EIN MEISTER DES KLANGS
Wir legten zum Test eine Maxi- Single aus den 70ern auf: The Salsoul Orchestra mit „Salsoul 3001“. Eine funkige Version von „Also sprach Zarathrustra!“Diese Scheibe ist ein Erbstück, aber so hatten wir sie noch nie gehört! Ruhig und mächtig baute der Typhoon die Soundkulisse auf. Er zeigte ein gutes Gefühl für den Soul in diesem Stück. Der Raum war tief, die Ortung exakt. Gründlich fischte er die Klanginformationen aus der Rille, allerdings ohne Härte, ohne Analyse, ohne Gefitzel, dazu kam ein mächtiger Bass ohne Dröhnen. Erst das Knistern in der Auslaufrille (ja, diese Platte ist alt) erinnerte uns daran, dass da eben tatsächlich Vinyl rotierte.

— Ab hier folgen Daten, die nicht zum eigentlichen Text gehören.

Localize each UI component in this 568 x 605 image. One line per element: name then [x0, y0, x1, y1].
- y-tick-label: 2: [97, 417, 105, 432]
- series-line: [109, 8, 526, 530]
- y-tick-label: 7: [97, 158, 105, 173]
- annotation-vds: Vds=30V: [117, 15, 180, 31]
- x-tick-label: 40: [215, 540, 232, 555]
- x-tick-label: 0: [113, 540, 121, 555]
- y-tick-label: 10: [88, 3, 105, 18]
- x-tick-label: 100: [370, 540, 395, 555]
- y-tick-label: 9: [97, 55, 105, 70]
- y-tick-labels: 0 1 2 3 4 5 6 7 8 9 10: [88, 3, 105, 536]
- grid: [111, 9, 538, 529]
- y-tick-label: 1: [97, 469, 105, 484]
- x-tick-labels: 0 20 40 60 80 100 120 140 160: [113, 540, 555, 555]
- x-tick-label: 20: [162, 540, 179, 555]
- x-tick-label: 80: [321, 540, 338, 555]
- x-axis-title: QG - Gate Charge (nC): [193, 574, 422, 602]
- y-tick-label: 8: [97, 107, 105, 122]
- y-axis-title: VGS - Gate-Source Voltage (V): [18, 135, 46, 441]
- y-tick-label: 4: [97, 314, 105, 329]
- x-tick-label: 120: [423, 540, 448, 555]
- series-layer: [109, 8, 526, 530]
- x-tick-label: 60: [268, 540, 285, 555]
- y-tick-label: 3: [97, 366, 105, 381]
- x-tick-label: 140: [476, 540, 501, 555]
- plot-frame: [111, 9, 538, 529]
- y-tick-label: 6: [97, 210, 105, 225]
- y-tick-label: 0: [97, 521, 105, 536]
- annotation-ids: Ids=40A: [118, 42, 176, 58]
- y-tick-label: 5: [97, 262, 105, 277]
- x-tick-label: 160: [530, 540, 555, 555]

Als nächstes rotierte mit der „Burmester Selection Vol. 1“eine schwere 45erScheibe auf dem Teller des Typhoon Neo. Die Live- Atmosphäre bei „Keith Don’t Go“des sagenhaften US- Gitarrenrockers Nils Lofgren erzeugte sofort die zu erwartende Gänsehaut. Das hatte Verve, eine Soundkulisse zum Eintauchen. Aus dem Typhoon Neo kam die reine Musik. Was so banal klingt, ist in Wahrheit die ganz große Kunst, die nur wenige beherrschen. Der Typhoon Neo ist ein Meister des Klangs.